Le casino perdu de Cuba et la CIA

Avant Castro, Bufalino possédait un casino près de La Havane. En 1959, Castro prend le pouvoir et exproprie les casinos. Bufalino laisse derrière lui un casino vide et une cache de 450 000 dollars. En 1961, la CIA le contacte. Elle lui propose un marché : espionner les mouvements de troupes de Castro en vue de la Baie des Cochons, en échange de récupérer ses biens. Bufalino accepte. Mais les informations sont inutilisables. L’invasion échoue.

En 1975, quand Jimmy Hoffa menace de révéler les liens entre la mafia et les services secrets, Bufalino donne l’ordre de le faire taire. Selon Frank Sheeran, le tueur irlandais du film The Irishman, Bufalino lui a personnellement demandé d’abattre Hoffa.

L’arrestation, la prison, et la fin d’un empire

Bufalino est condamné à quatre ans de prison pour extorsion en 1978. En 1981, nouvelle condamnation : dix ans pour avoir comploté le meurtre d’un témoin. Il en purgera six ans et huit mois. À sa sortie, il retourne à Kingston. Il vit reclus, entouré de sa famille. Il meurt d’un cancer en 1994.

L’héritage d’un financier de l’ombre

L’héritage de Bufalino est invisible, mais colossal. Il a été l’un des premiers à comprendre que l’argent du crime organisé devait se blanchir par les prêts, pas par les paris. Ce pouvoir silencieux, on le retrouve aujourd’hui dans des cadres bien plus paisibles. Une animation casino Val-de-Marne ne nécessite ni prête-nom ni commission secrète. Juste des jetons, des tapis verts, et l’assurance que personne ne viendra vous demander des comptes le lendemain.

Ce que ces hommes ont bâti — un imaginaire du casino comme espace de pouvoir — s’exprime aujourd’hui dans un cadre radicalement différent : celui d’une animation casino Val-de-Marne, où la mécanique des tables reste entière, sans les règlements de comptes.

FAQ

1. Qui était Russell Bufalino ? Russell Bufalino (1903-1994) était le chef de la famille criminelle Bufalino en Pennsylvanie. Surnommé « The Quiet Don », il fut l’un des parrains les plus discrets mais les plus influents du XXe siècle.

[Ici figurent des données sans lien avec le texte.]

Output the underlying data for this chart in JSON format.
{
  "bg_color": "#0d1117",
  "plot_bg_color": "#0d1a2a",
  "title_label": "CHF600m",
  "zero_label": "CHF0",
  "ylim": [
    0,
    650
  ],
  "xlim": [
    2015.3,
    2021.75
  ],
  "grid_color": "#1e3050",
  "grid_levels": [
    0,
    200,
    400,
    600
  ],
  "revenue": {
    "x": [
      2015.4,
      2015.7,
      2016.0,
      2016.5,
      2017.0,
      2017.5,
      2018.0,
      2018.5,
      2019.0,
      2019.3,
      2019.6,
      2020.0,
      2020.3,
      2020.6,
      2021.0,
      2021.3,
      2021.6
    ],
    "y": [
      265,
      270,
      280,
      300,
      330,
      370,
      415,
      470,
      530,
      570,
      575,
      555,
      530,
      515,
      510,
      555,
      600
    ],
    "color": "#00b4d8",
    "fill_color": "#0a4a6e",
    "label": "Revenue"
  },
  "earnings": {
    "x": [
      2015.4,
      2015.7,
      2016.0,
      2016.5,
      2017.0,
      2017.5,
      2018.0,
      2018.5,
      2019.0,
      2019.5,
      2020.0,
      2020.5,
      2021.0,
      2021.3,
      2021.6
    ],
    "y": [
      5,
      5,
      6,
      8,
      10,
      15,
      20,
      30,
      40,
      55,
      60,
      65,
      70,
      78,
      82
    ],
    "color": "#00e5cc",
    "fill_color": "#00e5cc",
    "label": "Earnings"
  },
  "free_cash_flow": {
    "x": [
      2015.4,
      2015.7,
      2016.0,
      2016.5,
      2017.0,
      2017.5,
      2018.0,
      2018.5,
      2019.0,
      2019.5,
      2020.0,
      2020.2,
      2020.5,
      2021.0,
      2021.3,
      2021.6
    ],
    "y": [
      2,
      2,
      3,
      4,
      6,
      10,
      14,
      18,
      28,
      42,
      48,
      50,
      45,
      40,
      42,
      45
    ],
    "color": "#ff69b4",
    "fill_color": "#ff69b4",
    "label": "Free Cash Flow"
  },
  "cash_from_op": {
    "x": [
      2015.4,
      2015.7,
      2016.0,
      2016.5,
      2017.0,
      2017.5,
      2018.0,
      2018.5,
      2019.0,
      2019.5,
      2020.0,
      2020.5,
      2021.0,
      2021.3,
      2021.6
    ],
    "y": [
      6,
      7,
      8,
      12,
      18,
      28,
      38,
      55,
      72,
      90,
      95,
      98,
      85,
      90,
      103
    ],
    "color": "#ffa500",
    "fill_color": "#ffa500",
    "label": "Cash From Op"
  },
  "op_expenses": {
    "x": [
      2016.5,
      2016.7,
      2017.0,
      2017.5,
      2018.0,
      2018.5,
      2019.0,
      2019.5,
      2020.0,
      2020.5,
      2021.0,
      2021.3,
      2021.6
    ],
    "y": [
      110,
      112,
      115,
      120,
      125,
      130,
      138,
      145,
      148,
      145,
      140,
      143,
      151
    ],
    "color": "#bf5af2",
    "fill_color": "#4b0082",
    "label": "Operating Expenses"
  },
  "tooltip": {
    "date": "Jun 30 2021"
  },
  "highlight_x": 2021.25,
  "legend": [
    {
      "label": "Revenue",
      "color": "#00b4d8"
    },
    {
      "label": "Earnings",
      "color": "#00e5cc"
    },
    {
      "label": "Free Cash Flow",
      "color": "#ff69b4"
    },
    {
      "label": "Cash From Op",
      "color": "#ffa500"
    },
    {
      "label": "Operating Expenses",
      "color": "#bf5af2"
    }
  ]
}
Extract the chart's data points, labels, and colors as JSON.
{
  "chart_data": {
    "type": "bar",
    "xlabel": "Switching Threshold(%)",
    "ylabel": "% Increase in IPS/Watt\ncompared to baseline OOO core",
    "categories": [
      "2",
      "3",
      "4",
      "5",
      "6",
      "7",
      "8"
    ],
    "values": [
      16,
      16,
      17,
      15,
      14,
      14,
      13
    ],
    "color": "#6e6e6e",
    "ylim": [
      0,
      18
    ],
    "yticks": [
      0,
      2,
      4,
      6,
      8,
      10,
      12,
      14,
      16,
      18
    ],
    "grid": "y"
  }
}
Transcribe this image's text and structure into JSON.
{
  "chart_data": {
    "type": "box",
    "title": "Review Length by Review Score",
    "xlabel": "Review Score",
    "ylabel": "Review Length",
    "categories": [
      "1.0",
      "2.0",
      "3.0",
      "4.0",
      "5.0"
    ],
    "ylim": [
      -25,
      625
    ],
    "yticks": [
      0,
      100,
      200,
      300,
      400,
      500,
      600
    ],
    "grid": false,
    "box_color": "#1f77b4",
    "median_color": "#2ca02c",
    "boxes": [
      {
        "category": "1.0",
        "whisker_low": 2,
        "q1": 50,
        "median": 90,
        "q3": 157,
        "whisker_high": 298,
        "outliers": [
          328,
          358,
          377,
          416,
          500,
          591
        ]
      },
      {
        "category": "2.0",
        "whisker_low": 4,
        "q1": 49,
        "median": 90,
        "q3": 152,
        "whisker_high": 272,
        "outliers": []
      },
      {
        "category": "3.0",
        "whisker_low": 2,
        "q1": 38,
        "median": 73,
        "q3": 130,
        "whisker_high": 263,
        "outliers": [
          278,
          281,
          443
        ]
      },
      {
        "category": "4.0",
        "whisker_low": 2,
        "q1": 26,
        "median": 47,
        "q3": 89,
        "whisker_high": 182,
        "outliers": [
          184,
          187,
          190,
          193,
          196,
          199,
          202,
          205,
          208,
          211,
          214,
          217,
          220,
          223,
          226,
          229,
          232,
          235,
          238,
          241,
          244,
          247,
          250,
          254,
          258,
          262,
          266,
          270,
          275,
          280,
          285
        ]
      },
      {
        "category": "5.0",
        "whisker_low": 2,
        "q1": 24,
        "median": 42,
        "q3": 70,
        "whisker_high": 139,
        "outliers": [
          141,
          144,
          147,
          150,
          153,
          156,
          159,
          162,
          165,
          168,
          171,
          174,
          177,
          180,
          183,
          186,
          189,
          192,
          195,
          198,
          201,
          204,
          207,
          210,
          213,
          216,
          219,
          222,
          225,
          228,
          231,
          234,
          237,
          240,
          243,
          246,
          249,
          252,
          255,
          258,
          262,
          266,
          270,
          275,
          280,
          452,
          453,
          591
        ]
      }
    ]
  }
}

2. Quel est son lien avec la CIA ? Avant la révolution cubaine, il possédait un casino à La Havane. En 1961, la CIA l’a recruté pour espionner Castro en vue de la Baie des Cochons.

3. Pourquoi est-il connu du grand public ? Sa vie a été portée à l’écran par Joe Pesci dans The Irishman de Martin Scorsese (2019).